Lingerie Store Loses Challenge to Restrictive Law

A Sacramento Superior Court Judge has ruled that a Folsom, California ordinance restricting the sale of sex toys does not violate a business owner's First Amendment right to freedom of speech.

Jim Downing wrote in The Sacramento Bee that the challenge to the ordinance was brought by Sam and Misty Dufour, owners of Ms. Teaz, a lingerie shop in Folsom’s Historic District.

A November, 2004, emergency ordinance, the story continued, was passed by the city shortly before Ms. Teaz opened its doors, transparently targeting the store. The ordinance, which prohibited the sale of explicit items such as bondage paraphernalia, as well as requiring blinders on displays of adult magazines, was made permanent in January 2005. Although the city never actually cited the store, Downing wrote, the owners brought suit because they felt harassed by the license approval process.
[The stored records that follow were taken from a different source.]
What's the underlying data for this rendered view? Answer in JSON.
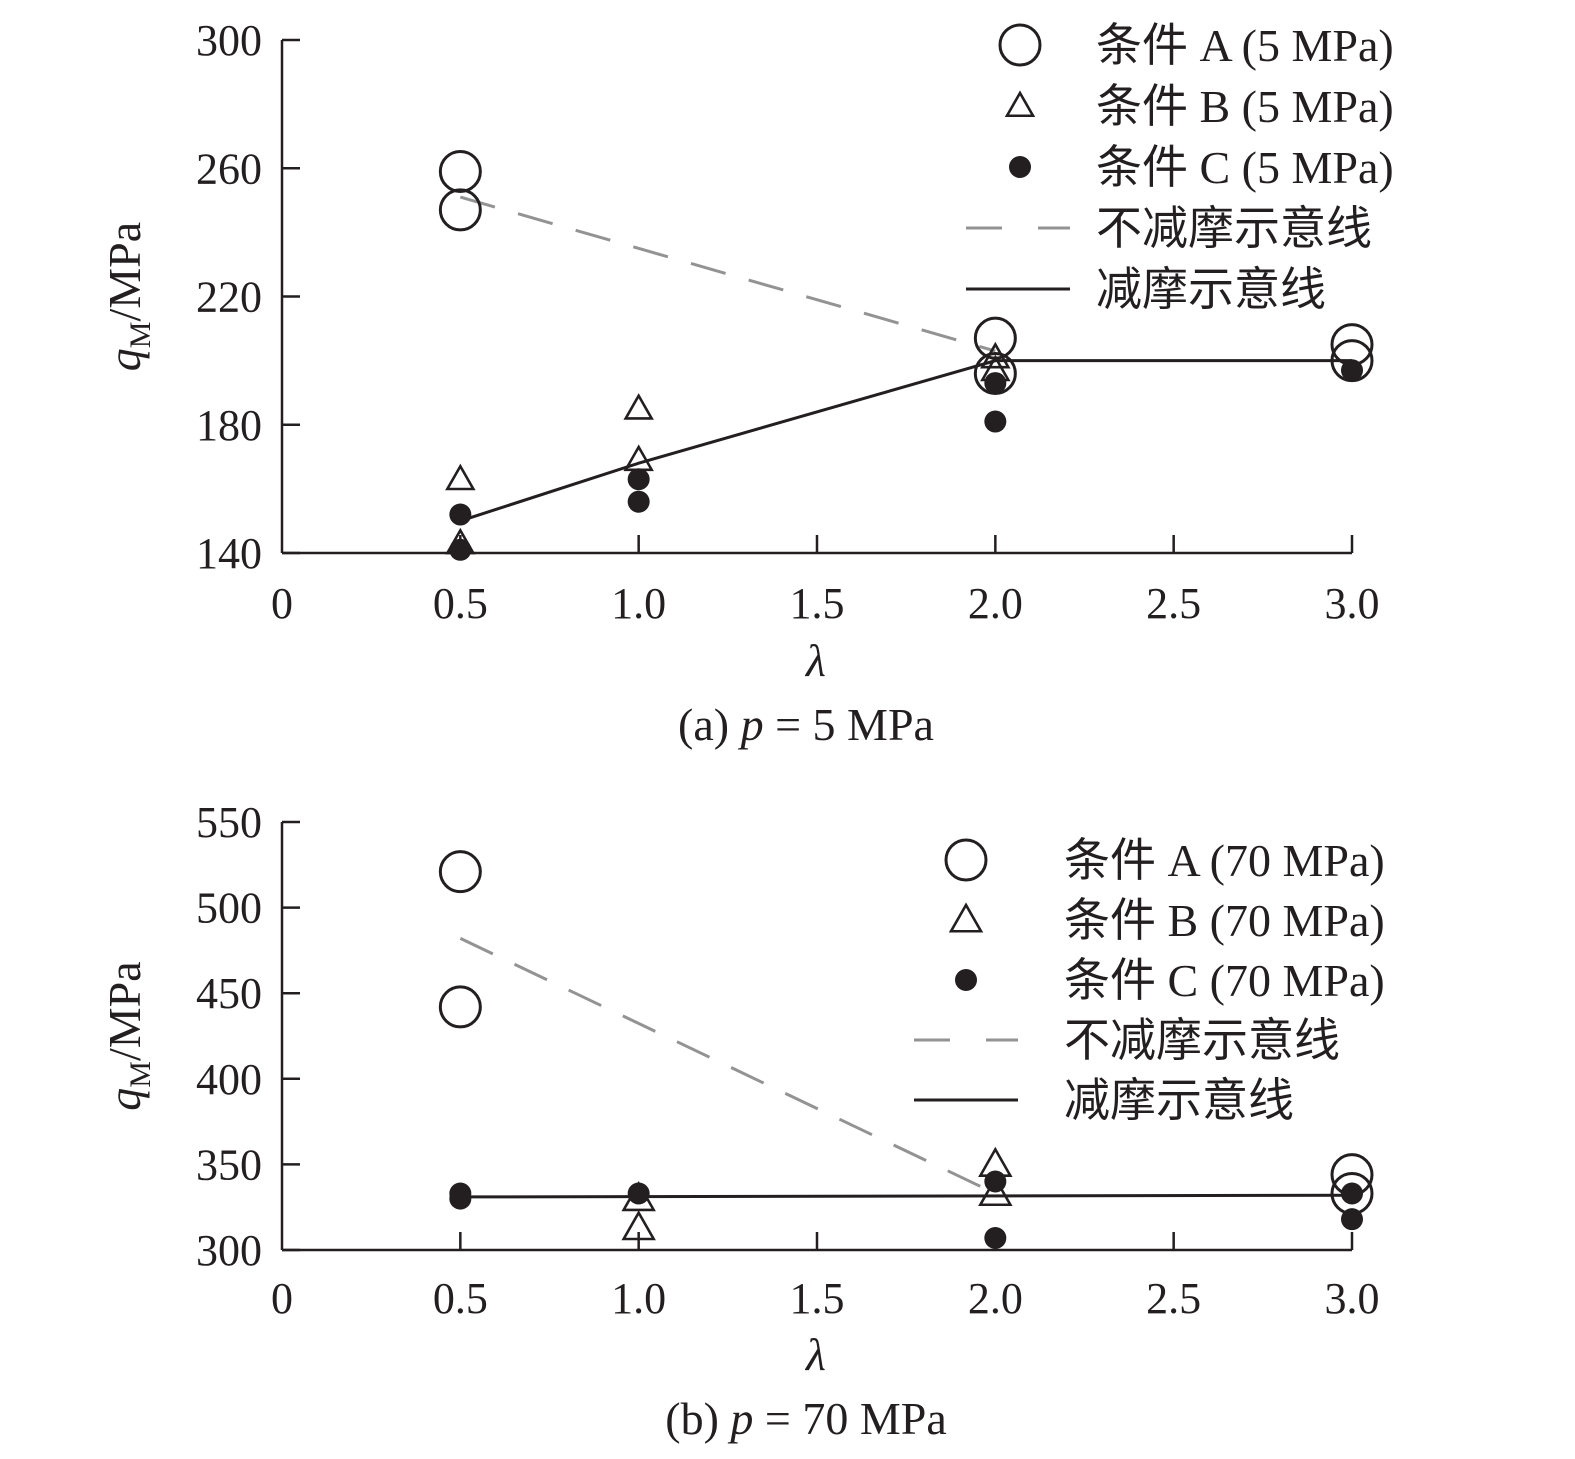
{
  "chart_data": [
    {
      "type": "scatter",
      "caption": "(a) p = 5 MPa",
      "caption_prefix": "(a) ",
      "caption_var": "p",
      "caption_suffix": " = 5 MPa",
      "xlabel": "λ",
      "ylabel": "qM/MPa",
      "ylabel_var": "q",
      "ylabel_sub": "M",
      "ylabel_unit": "/MPa",
      "xlim": [
        0,
        3.0
      ],
      "ylim": [
        140,
        300
      ],
      "xticks": [
        0,
        0.5,
        1.0,
        1.5,
        2.0,
        2.5,
        3.0
      ],
      "xtick_labels": [
        "0",
        "0.5",
        "1.0",
        "1.5",
        "2.0",
        "2.5",
        "3.0"
      ],
      "yticks": [
        140,
        180,
        220,
        260,
        300
      ],
      "ytick_labels": [
        "140",
        "180",
        "220",
        "260",
        "300"
      ],
      "legend_position": "top-right",
      "series": [
        {
          "name": "条件 A (5 MPa)",
          "marker": "circle-open",
          "x": [
            0.5,
            0.5,
            2.0,
            2.0,
            3.0,
            3.0
          ],
          "y": [
            259,
            247,
            207,
            196,
            205,
            200
          ]
        },
        {
          "name": "条件 B (5 MPa)",
          "marker": "triangle-open",
          "x": [
            0.5,
            0.5,
            1.0,
            1.0,
            2.0,
            2.0
          ],
          "y": [
            163,
            143,
            185,
            169,
            201,
            197
          ]
        },
        {
          "name": "条件 C (5 MPa)",
          "marker": "circle-filled",
          "x": [
            0.5,
            0.5,
            1.0,
            1.0,
            2.0,
            2.0,
            3.0
          ],
          "y": [
            152,
            141,
            163,
            156,
            193,
            181,
            197
          ]
        }
      ],
      "lines": [
        {
          "name": "不减摩示意线",
          "style": "dashed",
          "x": [
            0.5,
            2.0
          ],
          "y": [
            251,
            203
          ]
        },
        {
          "name": "减摩示意线",
          "style": "solid",
          "x": [
            0.5,
            1.0,
            2.0,
            3.0
          ],
          "y": [
            150,
            168,
            200,
            200
          ]
        }
      ]
    },
    {
      "type": "scatter",
      "caption": "(b) p = 70 MPa",
      "caption_prefix": "(b) ",
      "caption_var": "p",
      "caption_suffix": " = 70 MPa",
      "xlabel": "λ",
      "ylabel": "qM/MPa",
      "ylabel_var": "q",
      "ylabel_sub": "M",
      "ylabel_unit": "/MPa",
      "xlim": [
        0,
        3.0
      ],
      "ylim": [
        300,
        550
      ],
      "xticks": [
        0,
        0.5,
        1.0,
        1.5,
        2.0,
        2.5,
        3.0
      ],
      "xtick_labels": [
        "0",
        "0.5",
        "1.0",
        "1.5",
        "2.0",
        "2.5",
        "3.0"
      ],
      "yticks": [
        300,
        350,
        400,
        450,
        500,
        550
      ],
      "ytick_labels": [
        "300",
        "350",
        "400",
        "450",
        "500",
        "550"
      ],
      "legend_position": "top-right",
      "series": [
        {
          "name": "条件 A (70 MPa)",
          "marker": "circle-open",
          "x": [
            0.5,
            0.5,
            3.0,
            3.0
          ],
          "y": [
            521,
            442,
            344,
            333
          ]
        },
        {
          "name": "条件 B (70 MPa)",
          "marker": "triangle-open",
          "x": [
            1.0,
            1.0,
            2.0,
            2.0
          ],
          "y": [
            330,
            313,
            350,
            333
          ]
        },
        {
          "name": "条件 C (70 MPa)",
          "marker": "circle-filled",
          "x": [
            0.5,
            0.5,
            1.0,
            2.0,
            2.0,
            3.0,
            3.0
          ],
          "y": [
            333,
            330,
            333,
            340,
            307,
            333,
            318
          ]
        }
      ],
      "lines": [
        {
          "name": "不减摩示意线",
          "style": "dashed",
          "x": [
            0.5,
            2.0
          ],
          "y": [
            482,
            333
          ]
        },
        {
          "name": "减摩示意线",
          "style": "solid",
          "x": [
            0.5,
            3.0
          ],
          "y": [
            331,
            332
          ]
        }
      ]
    }
  ]
}
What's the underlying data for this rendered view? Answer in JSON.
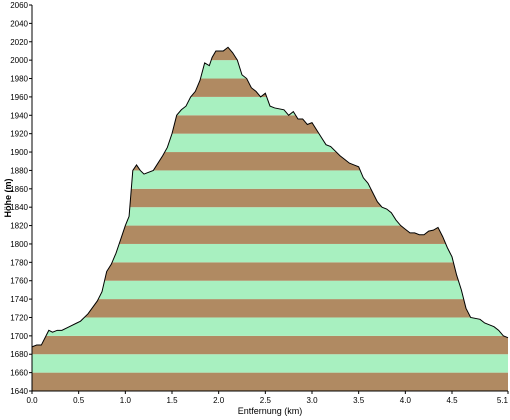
{
  "chart_data": {
    "type": "area",
    "xlabel": "Entfernung  (km)",
    "ylabel": "Höhe (m)",
    "xlim": [
      0,
      5.1
    ],
    "ylim": [
      1640,
      2060
    ],
    "x_ticks": [
      "0.0",
      "0.5",
      "1.0",
      "1.5",
      "2.0",
      "2.5",
      "3.0",
      "3.5",
      "4.0",
      "4.5",
      "5.1"
    ],
    "x_tick_values": [
      0,
      0.5,
      1.0,
      1.5,
      2.0,
      2.5,
      3.0,
      3.5,
      4.0,
      4.5,
      5.1
    ],
    "y_ticks": [
      "1640",
      "1660",
      "1680",
      "1700",
      "1720",
      "1740",
      "1760",
      "1780",
      "1800",
      "1820",
      "1840",
      "1860",
      "1880",
      "1900",
      "1920",
      "1940",
      "1960",
      "1980",
      "2000",
      "2020",
      "2040",
      "2060"
    ],
    "y_tick_values": [
      1640,
      1660,
      1680,
      1700,
      1720,
      1740,
      1760,
      1780,
      1800,
      1820,
      1840,
      1860,
      1880,
      1900,
      1920,
      1940,
      1960,
      1980,
      2000,
      2020,
      2040,
      2060
    ],
    "band_colors": [
      "#b08a62",
      "#a8f0c0"
    ],
    "line_color": "#000000",
    "series": [
      {
        "x": [
          0.0,
          0.05,
          0.1,
          0.15,
          0.18,
          0.22,
          0.27,
          0.32,
          0.4,
          0.48,
          0.52,
          0.6,
          0.7,
          0.75,
          0.8,
          0.85,
          0.9,
          0.95,
          1.0,
          1.04,
          1.08,
          1.12,
          1.16,
          1.2,
          1.3,
          1.4,
          1.45,
          1.5,
          1.55,
          1.6,
          1.65,
          1.7,
          1.75,
          1.8,
          1.85,
          1.9,
          1.93,
          1.97,
          2.0,
          2.05,
          2.1,
          2.15,
          2.2,
          2.25,
          2.3,
          2.35,
          2.4,
          2.45,
          2.5,
          2.55,
          2.6,
          2.7,
          2.75,
          2.8,
          2.85,
          2.9,
          2.95,
          3.0,
          3.05,
          3.1,
          3.15,
          3.2,
          3.3,
          3.35,
          3.4,
          3.45,
          3.5,
          3.55,
          3.6,
          3.65,
          3.7,
          3.75,
          3.8,
          3.85,
          3.9,
          3.95,
          4.0,
          4.05,
          4.1,
          4.15,
          4.2,
          4.25,
          4.3,
          4.35,
          4.4,
          4.45,
          4.5,
          4.55,
          4.6,
          4.65,
          4.7,
          4.8,
          4.85,
          4.9,
          4.95,
          5.0,
          5.05,
          5.1
        ],
        "y": [
          1688,
          1690,
          1690,
          1700,
          1706,
          1704,
          1706,
          1706,
          1710,
          1714,
          1716,
          1724,
          1738,
          1748,
          1770,
          1778,
          1790,
          1805,
          1820,
          1830,
          1880,
          1886,
          1880,
          1876,
          1880,
          1896,
          1905,
          1920,
          1940,
          1946,
          1950,
          1960,
          1966,
          1978,
          1997,
          1994,
          2003,
          2010,
          2010,
          2010,
          2014,
          2008,
          2000,
          1984,
          1980,
          1970,
          1966,
          1960,
          1964,
          1950,
          1948,
          1946,
          1940,
          1944,
          1936,
          1936,
          1930,
          1932,
          1924,
          1916,
          1908,
          1906,
          1896,
          1892,
          1888,
          1886,
          1884,
          1872,
          1866,
          1856,
          1846,
          1840,
          1838,
          1834,
          1826,
          1820,
          1816,
          1812,
          1812,
          1810,
          1810,
          1814,
          1815,
          1818,
          1808,
          1796,
          1786,
          1766,
          1750,
          1730,
          1720,
          1718,
          1714,
          1712,
          1710,
          1706,
          1700,
          1698
        ]
      }
    ]
  }
}
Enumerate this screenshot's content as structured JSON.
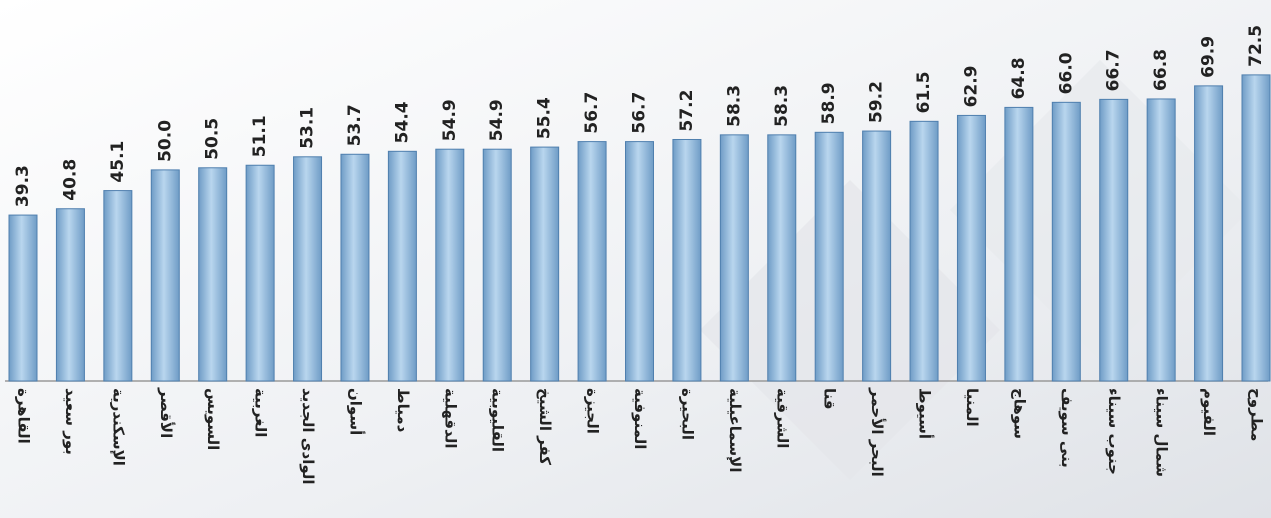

The report continued by saying that Dufour's attorney, Greg Garrison, argued that the city's ordinance was vague and contradictory. For example, said Garrison, the ordinance prohibits "devices with non-sex-related utility being marketed ... in a manner promoting sexual or sadomasochistic uses."

Garrison said that language unfairly allows Target or Wal-Mart, for instance, to sell toy handcuffs, while similar handcuffs could not be sold at Ms. Teaz, because, in that context, they would be marketed for their "sexual utility."

However, Judge Connelly rejected that line of reasoning, said the report. A marketing restriction can't be "bootstrapped" into a free-speech issue,” he said.

"If you follow that to its logical conclusion, then every product would fall under the First Amendment,” Connelly told The Sacramento Bee.